El derecho a la protesta nace donde el poder se niega a escuchar.
En las calles se expresa lo que las instituciones han dejado de representar.
Por eso, cuando un pueblo sale a protestar, no está atacando a su Estado: está
intentando recuperarlo.
En el caso peruano, lo que algunos medios o autoridades
califican como “disturbios”, “caos social” o como el don nadie que está en el
cargo de premier califica de ….., no son otra cosa que manifestaciones de un
profundo divorcio entre la sociedad y sus gobernantes.
La gente no protesta porque no tenga nada que hacer. Protesta porque ya no
tiene a quién recurrir.
La legitimidad rota: el origen de la indignación
Todo gobierno necesita tres pilares para sostenerse:
legitimidad de origen, legitimidad de ejercicio y legitimidad
moral.
Cuando los tres se quiebran, lo que queda es un poder sostenido por la fuerza.
- Legitimidad
de origen
Cuando un gobernante llega al poder sin el voto directo del pueblo —como ocurre con los presidentes accesitarios o producto de maniobras parlamentarias—, su base de legitimidad es débil.

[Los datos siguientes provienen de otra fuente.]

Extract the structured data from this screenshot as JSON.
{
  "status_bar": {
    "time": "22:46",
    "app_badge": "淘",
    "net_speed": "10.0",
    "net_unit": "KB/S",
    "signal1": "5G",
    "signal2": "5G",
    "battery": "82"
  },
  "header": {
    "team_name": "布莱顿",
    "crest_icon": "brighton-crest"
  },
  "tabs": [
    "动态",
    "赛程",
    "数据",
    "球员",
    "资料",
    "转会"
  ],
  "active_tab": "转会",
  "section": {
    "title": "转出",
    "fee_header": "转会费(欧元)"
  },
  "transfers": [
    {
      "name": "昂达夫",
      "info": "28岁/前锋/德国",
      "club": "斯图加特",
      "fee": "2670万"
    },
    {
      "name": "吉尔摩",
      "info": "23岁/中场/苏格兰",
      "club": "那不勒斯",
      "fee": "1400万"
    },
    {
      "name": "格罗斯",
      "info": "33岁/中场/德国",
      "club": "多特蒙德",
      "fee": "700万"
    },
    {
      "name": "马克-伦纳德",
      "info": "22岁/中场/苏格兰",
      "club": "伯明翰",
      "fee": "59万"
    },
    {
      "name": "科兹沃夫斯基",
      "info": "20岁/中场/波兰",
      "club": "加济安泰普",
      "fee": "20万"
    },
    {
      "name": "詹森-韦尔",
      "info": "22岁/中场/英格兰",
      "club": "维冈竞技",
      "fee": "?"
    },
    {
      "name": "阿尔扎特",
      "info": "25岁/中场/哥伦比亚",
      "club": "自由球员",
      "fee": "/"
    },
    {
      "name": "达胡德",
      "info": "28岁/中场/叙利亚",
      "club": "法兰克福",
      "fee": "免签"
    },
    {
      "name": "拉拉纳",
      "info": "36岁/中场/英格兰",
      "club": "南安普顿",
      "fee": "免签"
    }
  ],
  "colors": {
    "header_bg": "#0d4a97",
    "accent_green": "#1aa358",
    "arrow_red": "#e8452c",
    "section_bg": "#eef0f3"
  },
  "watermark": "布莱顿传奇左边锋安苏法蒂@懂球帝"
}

En el Perú, los últimos cambios de mando no nacen de un proceso electoral, sino de crisis políticas y acuerdos entre élites parlamentarias. El ciudadano siente que no eligió a nadie, y que la sucesión presidencial fue un simple cambio de fichas dentro del mismo tablero político. - Legitimidad
de ejercicio
Se pierde cuando el gobierno no gobierna para la gente, sino para un grupo.
Cuando las decisiones se orientan a preservar intereses económicos o alianzas partidarias, mientras los problemas reales —inseguridad, pobreza, corrupción, desigualdad— se agravan, la población entiende que el poder no sirve al bien común. - Legitimidad
moral
Se destruye cuando el gobierno se aferra al poder a costa de vidas humanas.
Cada muerto en una protesta, cada represión injustificada, cada mentira oficial en un parte policial, mina la poca credibilidad que queda.
La represión no apaga el fuego social: lo aviva.
Y este gobierno los
ha perdido todos
El pueblo protesta porque el sistema ya no lo representa
En contextos como el actual, la protesta no es un capricho
ideológico. Es una reacción natural de defensa ciudadana.
El ciudadano común observa que los mecanismos democráticos —Congreso, justicia,
fiscalía, medios— ya no funcionan como canales de representación.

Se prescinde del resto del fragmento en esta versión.